The government looks set to crack down on public servants who come back as highly paid consultants once they retire.

Michael Sona, of the Guelph robo-calls fame and campus ballot box incident fame, was on television yesterday to plead his innocence. He made a pretty good case for himself, and the fact that he didn’t have access to the voter identification databases is pretty good reason for him not to be involved, but he did raise a few other questions, which just makes the plot thicken a little more.

In the Liberal leadership race, Denis Coderre has taken himself out of the running, which seems to be clearing the way for a likely run for the job of mayor of Montreal. The NDP are already sizing up the riding, as I’m sure is seat-less Bloc leader Daniel Paillé.

Senator St. Germain is retiring from the Upper Chamber, and led a pretty extraordinary political career.

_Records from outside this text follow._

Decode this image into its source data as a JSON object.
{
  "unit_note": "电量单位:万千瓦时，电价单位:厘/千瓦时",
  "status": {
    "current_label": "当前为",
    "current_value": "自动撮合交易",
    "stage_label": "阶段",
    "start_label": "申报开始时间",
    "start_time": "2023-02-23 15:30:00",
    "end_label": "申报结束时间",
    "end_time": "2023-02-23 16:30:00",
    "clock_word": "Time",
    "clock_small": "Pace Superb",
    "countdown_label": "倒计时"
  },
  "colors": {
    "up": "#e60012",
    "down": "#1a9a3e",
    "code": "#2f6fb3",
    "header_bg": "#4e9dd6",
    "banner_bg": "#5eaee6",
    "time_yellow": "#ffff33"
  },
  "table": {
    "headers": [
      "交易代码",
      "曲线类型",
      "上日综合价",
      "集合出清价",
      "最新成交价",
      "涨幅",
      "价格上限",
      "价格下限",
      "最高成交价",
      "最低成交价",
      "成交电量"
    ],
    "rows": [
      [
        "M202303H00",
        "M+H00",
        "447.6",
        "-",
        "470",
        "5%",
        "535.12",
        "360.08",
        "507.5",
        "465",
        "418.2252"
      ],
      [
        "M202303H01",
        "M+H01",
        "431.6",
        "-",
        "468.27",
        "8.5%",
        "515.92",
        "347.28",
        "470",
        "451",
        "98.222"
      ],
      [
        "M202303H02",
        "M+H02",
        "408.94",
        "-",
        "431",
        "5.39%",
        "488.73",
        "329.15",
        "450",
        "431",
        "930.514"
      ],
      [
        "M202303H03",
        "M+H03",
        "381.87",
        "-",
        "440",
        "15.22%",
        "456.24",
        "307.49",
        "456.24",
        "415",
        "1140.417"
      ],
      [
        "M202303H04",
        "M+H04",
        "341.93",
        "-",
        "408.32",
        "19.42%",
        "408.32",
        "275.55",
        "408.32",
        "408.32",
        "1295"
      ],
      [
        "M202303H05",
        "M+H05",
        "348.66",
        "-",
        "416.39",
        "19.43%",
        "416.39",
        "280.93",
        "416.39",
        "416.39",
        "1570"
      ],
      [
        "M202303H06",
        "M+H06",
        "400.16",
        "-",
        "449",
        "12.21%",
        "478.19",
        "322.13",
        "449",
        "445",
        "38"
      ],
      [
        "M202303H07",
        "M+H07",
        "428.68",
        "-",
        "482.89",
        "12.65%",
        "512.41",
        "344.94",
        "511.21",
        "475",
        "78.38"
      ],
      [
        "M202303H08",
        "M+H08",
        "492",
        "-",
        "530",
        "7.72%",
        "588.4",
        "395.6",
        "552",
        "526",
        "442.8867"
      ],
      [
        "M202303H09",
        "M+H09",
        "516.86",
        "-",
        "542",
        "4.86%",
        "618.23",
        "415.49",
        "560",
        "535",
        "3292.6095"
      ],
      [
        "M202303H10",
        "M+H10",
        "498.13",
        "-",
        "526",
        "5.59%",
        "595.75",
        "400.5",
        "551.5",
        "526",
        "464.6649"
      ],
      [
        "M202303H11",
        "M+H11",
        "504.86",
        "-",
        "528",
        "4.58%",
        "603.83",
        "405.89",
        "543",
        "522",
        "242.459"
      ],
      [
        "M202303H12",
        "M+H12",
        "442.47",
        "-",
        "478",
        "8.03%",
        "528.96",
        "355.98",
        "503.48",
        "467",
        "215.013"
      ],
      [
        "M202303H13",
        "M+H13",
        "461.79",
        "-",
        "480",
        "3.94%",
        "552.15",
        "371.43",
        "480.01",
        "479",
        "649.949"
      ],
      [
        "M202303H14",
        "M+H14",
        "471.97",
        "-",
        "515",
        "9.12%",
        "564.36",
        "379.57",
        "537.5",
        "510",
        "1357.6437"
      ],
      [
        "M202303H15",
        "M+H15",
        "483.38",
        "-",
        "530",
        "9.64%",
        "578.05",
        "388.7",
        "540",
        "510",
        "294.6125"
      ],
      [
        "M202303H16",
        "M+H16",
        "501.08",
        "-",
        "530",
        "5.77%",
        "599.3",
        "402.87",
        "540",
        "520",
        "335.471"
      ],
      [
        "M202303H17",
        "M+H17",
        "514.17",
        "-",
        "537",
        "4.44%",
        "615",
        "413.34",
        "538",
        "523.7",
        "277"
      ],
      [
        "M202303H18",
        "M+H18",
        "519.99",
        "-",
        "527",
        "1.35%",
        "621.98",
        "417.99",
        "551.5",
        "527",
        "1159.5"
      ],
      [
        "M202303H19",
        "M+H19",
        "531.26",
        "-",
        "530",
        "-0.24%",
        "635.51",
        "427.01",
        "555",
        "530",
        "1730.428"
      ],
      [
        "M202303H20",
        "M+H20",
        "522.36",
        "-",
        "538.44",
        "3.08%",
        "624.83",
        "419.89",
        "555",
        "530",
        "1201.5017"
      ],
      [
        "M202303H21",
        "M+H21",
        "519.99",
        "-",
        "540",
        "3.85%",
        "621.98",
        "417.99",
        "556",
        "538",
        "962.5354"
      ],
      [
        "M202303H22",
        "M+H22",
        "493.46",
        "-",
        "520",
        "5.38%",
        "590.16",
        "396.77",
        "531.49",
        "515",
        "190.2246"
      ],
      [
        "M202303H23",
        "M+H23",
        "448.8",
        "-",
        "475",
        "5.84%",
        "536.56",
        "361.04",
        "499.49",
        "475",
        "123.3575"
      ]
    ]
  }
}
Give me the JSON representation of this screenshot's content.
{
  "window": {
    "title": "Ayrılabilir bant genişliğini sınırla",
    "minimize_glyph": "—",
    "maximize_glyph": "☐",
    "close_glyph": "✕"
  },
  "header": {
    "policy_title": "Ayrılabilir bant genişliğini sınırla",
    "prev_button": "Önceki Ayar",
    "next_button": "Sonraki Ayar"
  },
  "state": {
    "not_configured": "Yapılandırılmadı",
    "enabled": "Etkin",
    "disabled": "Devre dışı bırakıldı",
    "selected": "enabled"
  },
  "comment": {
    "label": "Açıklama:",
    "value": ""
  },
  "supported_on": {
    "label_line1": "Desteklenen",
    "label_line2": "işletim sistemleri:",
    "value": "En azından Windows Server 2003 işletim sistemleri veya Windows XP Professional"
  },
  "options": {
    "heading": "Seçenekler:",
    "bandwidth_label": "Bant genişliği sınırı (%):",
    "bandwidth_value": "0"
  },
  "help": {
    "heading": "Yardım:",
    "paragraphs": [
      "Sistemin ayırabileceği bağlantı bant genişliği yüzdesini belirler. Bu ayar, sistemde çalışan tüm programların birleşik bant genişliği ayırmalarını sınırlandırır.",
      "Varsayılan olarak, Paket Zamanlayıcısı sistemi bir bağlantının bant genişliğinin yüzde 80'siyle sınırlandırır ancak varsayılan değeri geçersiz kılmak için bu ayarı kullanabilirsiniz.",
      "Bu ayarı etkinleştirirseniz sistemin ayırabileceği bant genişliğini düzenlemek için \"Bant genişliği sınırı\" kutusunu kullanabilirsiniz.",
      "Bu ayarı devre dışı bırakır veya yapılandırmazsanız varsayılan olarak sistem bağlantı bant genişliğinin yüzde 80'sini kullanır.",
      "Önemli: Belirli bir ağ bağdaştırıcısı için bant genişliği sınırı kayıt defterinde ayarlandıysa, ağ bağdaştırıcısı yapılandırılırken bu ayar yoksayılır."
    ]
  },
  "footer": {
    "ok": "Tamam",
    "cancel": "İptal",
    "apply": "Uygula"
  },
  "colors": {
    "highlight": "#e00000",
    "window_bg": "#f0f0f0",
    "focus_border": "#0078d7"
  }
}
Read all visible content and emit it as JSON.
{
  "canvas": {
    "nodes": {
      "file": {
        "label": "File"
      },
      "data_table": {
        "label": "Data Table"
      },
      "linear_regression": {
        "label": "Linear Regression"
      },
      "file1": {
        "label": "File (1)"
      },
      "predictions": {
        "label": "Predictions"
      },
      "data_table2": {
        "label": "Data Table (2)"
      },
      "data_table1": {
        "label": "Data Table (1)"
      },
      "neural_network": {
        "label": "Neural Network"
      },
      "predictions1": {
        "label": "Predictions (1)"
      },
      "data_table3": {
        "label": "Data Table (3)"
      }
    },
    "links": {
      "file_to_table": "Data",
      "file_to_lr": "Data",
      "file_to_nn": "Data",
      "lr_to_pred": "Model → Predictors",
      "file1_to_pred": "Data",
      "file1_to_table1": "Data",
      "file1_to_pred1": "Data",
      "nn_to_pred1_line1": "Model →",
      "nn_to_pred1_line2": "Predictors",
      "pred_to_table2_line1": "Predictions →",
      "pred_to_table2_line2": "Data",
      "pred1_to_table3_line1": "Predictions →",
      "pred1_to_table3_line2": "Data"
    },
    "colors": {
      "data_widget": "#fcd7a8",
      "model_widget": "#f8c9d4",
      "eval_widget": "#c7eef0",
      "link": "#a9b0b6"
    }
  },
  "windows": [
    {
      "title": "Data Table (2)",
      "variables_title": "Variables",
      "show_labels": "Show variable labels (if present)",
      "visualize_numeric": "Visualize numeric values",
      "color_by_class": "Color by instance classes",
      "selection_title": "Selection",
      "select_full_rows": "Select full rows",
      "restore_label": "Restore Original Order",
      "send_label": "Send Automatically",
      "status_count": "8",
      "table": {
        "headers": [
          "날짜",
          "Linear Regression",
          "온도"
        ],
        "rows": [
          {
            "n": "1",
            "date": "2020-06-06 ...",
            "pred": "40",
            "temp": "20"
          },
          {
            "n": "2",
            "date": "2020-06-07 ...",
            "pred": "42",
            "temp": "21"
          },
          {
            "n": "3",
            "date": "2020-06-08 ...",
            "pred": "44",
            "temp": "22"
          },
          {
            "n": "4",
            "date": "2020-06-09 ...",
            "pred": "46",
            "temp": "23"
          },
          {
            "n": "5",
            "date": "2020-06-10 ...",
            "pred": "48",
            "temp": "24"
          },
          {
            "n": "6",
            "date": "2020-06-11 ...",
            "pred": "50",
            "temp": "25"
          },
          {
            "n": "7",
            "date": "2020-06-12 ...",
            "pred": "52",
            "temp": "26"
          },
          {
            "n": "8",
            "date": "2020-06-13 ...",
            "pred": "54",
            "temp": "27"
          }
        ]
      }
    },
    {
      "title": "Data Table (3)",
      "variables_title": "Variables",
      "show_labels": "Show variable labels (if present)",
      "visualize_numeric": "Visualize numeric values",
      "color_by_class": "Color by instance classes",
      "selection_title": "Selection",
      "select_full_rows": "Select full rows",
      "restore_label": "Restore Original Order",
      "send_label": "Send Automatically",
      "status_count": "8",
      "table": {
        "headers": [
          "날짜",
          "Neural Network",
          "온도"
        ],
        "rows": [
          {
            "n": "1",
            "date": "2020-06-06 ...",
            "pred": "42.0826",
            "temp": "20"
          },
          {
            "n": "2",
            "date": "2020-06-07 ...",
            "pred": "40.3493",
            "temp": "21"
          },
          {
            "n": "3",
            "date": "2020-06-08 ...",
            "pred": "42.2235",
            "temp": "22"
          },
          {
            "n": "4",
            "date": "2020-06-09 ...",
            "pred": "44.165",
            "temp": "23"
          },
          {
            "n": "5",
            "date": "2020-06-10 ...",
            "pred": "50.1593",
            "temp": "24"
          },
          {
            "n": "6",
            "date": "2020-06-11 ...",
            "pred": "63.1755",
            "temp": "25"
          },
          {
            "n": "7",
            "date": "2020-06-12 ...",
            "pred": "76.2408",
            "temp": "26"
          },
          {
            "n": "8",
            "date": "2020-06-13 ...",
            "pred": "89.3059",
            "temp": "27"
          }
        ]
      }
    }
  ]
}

Over in Quebec, it looks like Pauline Marois’ fledgling government may fall on the Throne Speech. Since it’s less than two months after an election and it would be the first confidence test, it’s likely the Lieutenant Governor would invite one of the opposition parties to form an alternate government, which could be a coalition. Among some of the more boneheaded suggestions in the throne speech are term limits for premiers (which would be pretty much unworkable in our system of government), and reducing the limit for political donations to $100 from $1000, which is pretty much an open invitation for cash donations in brown envelopes because politics needs money that has to come from somewhere, and throttling the supply means it will find other channels.

Here is your recap of last night’s political shows, and that Michael Sona interview.

And long-time Conservative pundit Keith Beardsley has a few withering observations about the current spectacle that is QP and Members’ Statements in the Commons, which should be read by all.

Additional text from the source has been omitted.